MANILA, Philippines — Property giant Ayala Land Inc. (ALI) has announced a capital expenditure (capex) budget of ₱70 billion to ₱80 billion for 2026. The move follows a stellar 2025 performance where the company posted a record consolidated net income of ₱39.1 billion.
The Zobel-led firm disclosed on Friday, February 20, 2026, that its 2026 spending will prioritize leasing projects and residential expansions to sustain its growth momentum.
Allocation of 2026 Capex:
- Leasing Projects (38%): Focus on malls, offices, and hotels. ALI plans to bring 250,000 sq m of new leasable space to the market this year, with a pipeline of 600,000 sq m for malls, 300,000 sq m for offices, and 1,500 hotel rooms.

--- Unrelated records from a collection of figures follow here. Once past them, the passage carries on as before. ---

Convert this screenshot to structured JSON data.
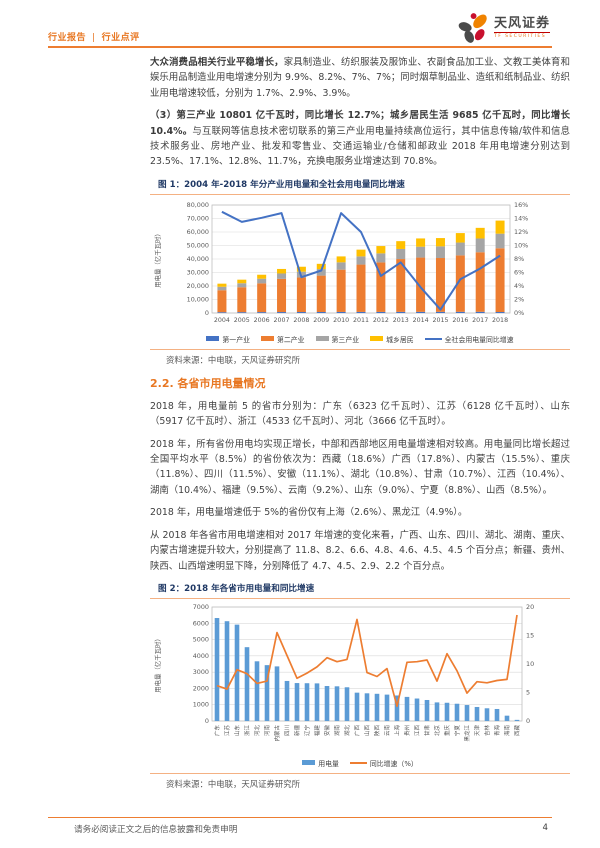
{
  "header": {
    "left_label_1": "行业报告",
    "left_sep": "|",
    "left_label_2": "行业点评",
    "brand_cn": "天风证券",
    "brand_en": "TF SECURITIES"
  },
  "paragraphs": {
    "p1_bold": "大众消费品相关行业平稳增长，",
    "p1_rest": "家具制造业、纺织服装及服饰业、农副食品加工业、文教工美体育和娱乐用品制造业用电增速分别为 9.9%、8.2%、7%、7%；同时烟草制品业、造纸和纸制品业、纺织业用电增速较低，分别为 1.7%、2.9%、3.9%。",
    "p2_bold": "（3）第三产业 10801 亿千瓦时，同比增长 12.7%；城乡居民生活 9685 亿千瓦时，同比增长 10.4%。",
    "p2_rest": "与互联网等信息技术密切联系的第三产业用电量持续高位运行，其中信息传输/软件和信息技术服务业、房地产业、批发和零售业、交通运输业/仓储和邮政业 2018 年用电增速分别达到 23.5%、17.1%、12.8%、11.7%，充换电服务业增速达到 70.8%。",
    "p3": "2018 年，用电量前 5 的省市分别为：广东（6323 亿千瓦时）、江苏（6128 亿千瓦时）、山东（5917 亿千瓦时）、浙江（4533 亿千瓦时）、河北（3666 亿千瓦时）。",
    "p4": "2018 年，所有省份用电均实现正增长，中部和西部地区用电量增速相对较高。用电量同比增长超过全国平均水平（8.5%）的省份依次为：西藏（18.6%）广西（17.8%）、内蒙古（15.5%）、重庆（11.8%）、四川（11.5%）、安徽（11.1%）、湖北（10.8%）、甘肃（10.7%）、江西（10.4%）、湖南（10.4%）、福建（9.5%）、云南（9.2%）、山东（9.0%）、宁夏（8.8%）、山西（8.5%）。",
    "p5": "2018 年，用电量增速低于 5%的省份仅有上海（2.6%）、黑龙江（4.9%）。",
    "p6": "从 2018 年各省市用电增速相对 2017 年增速的变化来看，广西、山东、四川、湖北、湖南、重庆、内蒙古增速提升较大，分别提高了 11.8、8.2、6.6、4.8、4.6、4.5、4.5 个百分点；新疆、贵州、陕西、山西增速明显下降，分别降低了 4.7、4.5、2.9、2.2 个百分点。"
  },
  "section": {
    "title": "2.2. 各省市用电量情况"
  },
  "figure1": {
    "caption": "图 1：2004 年-2018 年分产业用电量和全社会用电量同比增速",
    "source": "资料来源：中电联，天风证券研究所"
  },
  "figure2": {
    "caption": "图 2：2018 年各省市用电量和同比增速",
    "source": "资料来源：中电联，天风证券研究所"
  },
  "footer": {
    "disclaimer": "请务必阅读正文之后的信息披露和免责申明",
    "page": "4"
  },
  "colors": {
    "accent_orange": "#E87722",
    "rule_orange": "#ED7D31",
    "hairline_orange": "#F4B183",
    "caption_navy": "#1F3864",
    "bar_blue_s1": "#4472C4",
    "bar_orange_s2": "#ED7D31",
    "bar_gray_s3": "#A5A5A5",
    "bar_yellow_s4": "#FFC000",
    "line_blue": "#4472C4",
    "bar_lightblue": "#5B9BD5",
    "line_orange": "#ED7D31"
  },
  "chart_data": [
    {
      "type": "bar",
      "subtype": "stacked-bar-with-line",
      "title": "2004 年-2018 年分产业用电量和全社会用电量同比增速",
      "categories": [
        "2004",
        "2005",
        "2006",
        "2007",
        "2008",
        "2009",
        "2010",
        "2011",
        "2012",
        "2013",
        "2014",
        "2015",
        "2016",
        "2017",
        "2018"
      ],
      "series": [
        {
          "name": "第一产业",
          "type": "bar",
          "color": "#4472C4",
          "values": [
            590,
            630,
            670,
            710,
            730,
            750,
            780,
            790,
            800,
            830,
            850,
            870,
            880,
            890,
            728
          ]
        },
        {
          "name": "第二产业",
          "type": "bar",
          "color": "#ED7D31",
          "values": [
            16280,
            18450,
            21290,
            24580,
            25540,
            26940,
            31320,
            35080,
            36690,
            39140,
            40210,
            39860,
            41810,
            44130,
            47235
          ]
        },
        {
          "name": "第三产业",
          "type": "bar",
          "color": "#A5A5A5",
          "values": [
            2580,
            2960,
            3440,
            3980,
            4340,
            4850,
            5430,
            6070,
            6680,
            7470,
            8060,
            8640,
            9490,
            10180,
            10801
          ]
        },
        {
          "name": "城乡居民",
          "type": "bar",
          "color": "#FFC000",
          "values": [
            2285,
            2649,
            2944,
            3362,
            3658,
            3890,
            4393,
            4988,
            5421,
            5783,
            6113,
            6130,
            7018,
            7877,
            9685
          ]
        },
        {
          "name": "全社会用电量同比增速",
          "type": "line",
          "color": "#4472C4",
          "axis": "right",
          "values": [
            15.0,
            13.5,
            14.1,
            14.8,
            5.3,
            6.3,
            14.8,
            12.0,
            5.5,
            7.5,
            3.8,
            0.5,
            5.0,
            6.6,
            8.5
          ]
        }
      ],
      "ylabel": "用电量（亿千瓦时）",
      "y_left": {
        "min": 0,
        "max": 80000,
        "step": 10000,
        "comma": true
      },
      "y_right": {
        "min": 0,
        "max": 16,
        "step": 2,
        "suffix": "%"
      },
      "grid": true,
      "legend_position": "bottom"
    },
    {
      "type": "bar",
      "subtype": "bar-with-line",
      "title": "2018 年各省市用电量和同比增速",
      "categories": [
        "广东",
        "江苏",
        "山东",
        "浙江",
        "河北",
        "河南",
        "内蒙古",
        "四川",
        "新疆",
        "辽宁",
        "福建",
        "安徽",
        "湖南",
        "湖北",
        "广西",
        "山西",
        "陕西",
        "云南",
        "上海",
        "贵州",
        "江西",
        "甘肃",
        "北京",
        "重庆",
        "宁夏",
        "黑龙江",
        "天津",
        "吉林",
        "青海",
        "海南",
        "西藏"
      ],
      "series": [
        {
          "name": "用电量",
          "type": "bar",
          "color": "#5B9BD5",
          "values": [
            6323,
            6128,
            5917,
            4533,
            3666,
            3430,
            3353,
            2459,
            2330,
            2320,
            2310,
            2148,
            2130,
            2071,
            1740,
            1700,
            1670,
            1620,
            1567,
            1480,
            1380,
            1290,
            1142,
            1120,
            1060,
            980,
            861,
            781,
            738,
            327,
            70
          ]
        },
        {
          "name": "同比增速（%）",
          "type": "line",
          "color": "#ED7D31",
          "axis": "right",
          "values": [
            6.2,
            5.6,
            9.0,
            8.3,
            6.6,
            7.0,
            15.5,
            11.5,
            7.5,
            8.4,
            9.5,
            11.1,
            10.4,
            10.8,
            17.8,
            8.5,
            7.8,
            9.2,
            2.6,
            10.3,
            10.4,
            10.7,
            7.0,
            11.8,
            8.8,
            4.9,
            6.9,
            6.7,
            7.1,
            7.3,
            18.6
          ]
        }
      ],
      "ylabel": "用电量（亿千瓦时）",
      "y_left": {
        "min": 0,
        "max": 7000,
        "step": 1000,
        "comma": false
      },
      "y_right": {
        "min": 0,
        "max": 20,
        "step": 5,
        "suffix": ""
      },
      "grid": true,
      "legend_position": "bottom"
    }
  ]
}
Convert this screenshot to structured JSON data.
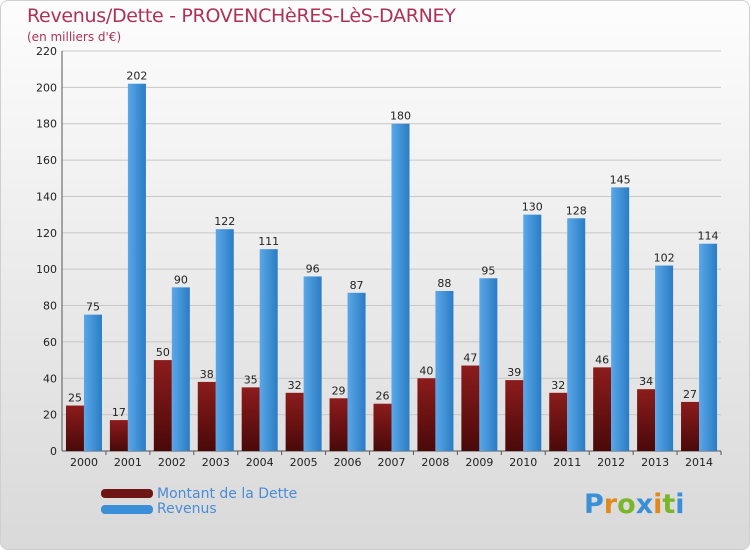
{
  "header": {
    "title": "Revenus/Dette - PROVENCHèRES-LèS-DARNEY",
    "subtitle": "(en milliers d'€)"
  },
  "legend": {
    "position": "bottom-left",
    "items": [
      {
        "label": "Montant de la Dette",
        "color": "#6e1414"
      },
      {
        "label": "Revenus",
        "color": "#3a8fd6"
      }
    ]
  },
  "logo": {
    "text": "Proxiti"
  },
  "chart_data": {
    "type": "bar",
    "categories": [
      "2000",
      "2001",
      "2002",
      "2003",
      "2004",
      "2005",
      "2006",
      "2007",
      "2008",
      "2009",
      "2010",
      "2011",
      "2012",
      "2013",
      "2014"
    ],
    "series": [
      {
        "name": "Montant de la Dette",
        "color": "#6e1414",
        "values": [
          25,
          17,
          50,
          38,
          35,
          32,
          29,
          26,
          40,
          47,
          39,
          32,
          46,
          34,
          27
        ]
      },
      {
        "name": "Revenus",
        "color": "#3a8fd6",
        "values": [
          75,
          202,
          90,
          122,
          111,
          96,
          87,
          180,
          88,
          95,
          130,
          128,
          145,
          102,
          114
        ]
      }
    ],
    "ylim": [
      0,
      220
    ],
    "yticks": [
      0,
      20,
      40,
      60,
      80,
      100,
      120,
      140,
      160,
      180,
      200,
      220
    ],
    "grid": true,
    "data_labels": true
  }
}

- Residential & Land Acquisition (62%): Funds earmarked for new residential developments and land acquisitions, including payments for previously acquired properties.
2025 Financial Performance:
- Consolidated Net Income: ₱39.1 billion (Record High).
- Consolidated Revenues: ₱190.2 billion (Up 5% year-on-year).
- Core Net Income: ₱30.6 billion (Up 8% year-on-year).
- Key Drivers: Property development remained the largest contributor (₱113.9 billion), fueled by strong sales in Arca South, Circuit Makati, and Centrala in Pampanga. Leasing and hospitality revenues also grew 7% to ₱48.7 billion.
Future Strategy & Financing
ALI President and CEO Anna Ma. Margarita Bautista-Dy stated that the company will focus on “benchmark residential launches” emphasizing long-term value.
To support its expansion and debt management, ALI’s board approved plans to raise up to ₱40 billion through retail bonds, corporate notes, and bilateral loans. Additionally, the company will file a new ₱50-billion shelf registration for debt securities with the Securities and Exchange Commission (SEC) to be utilized over the next five years.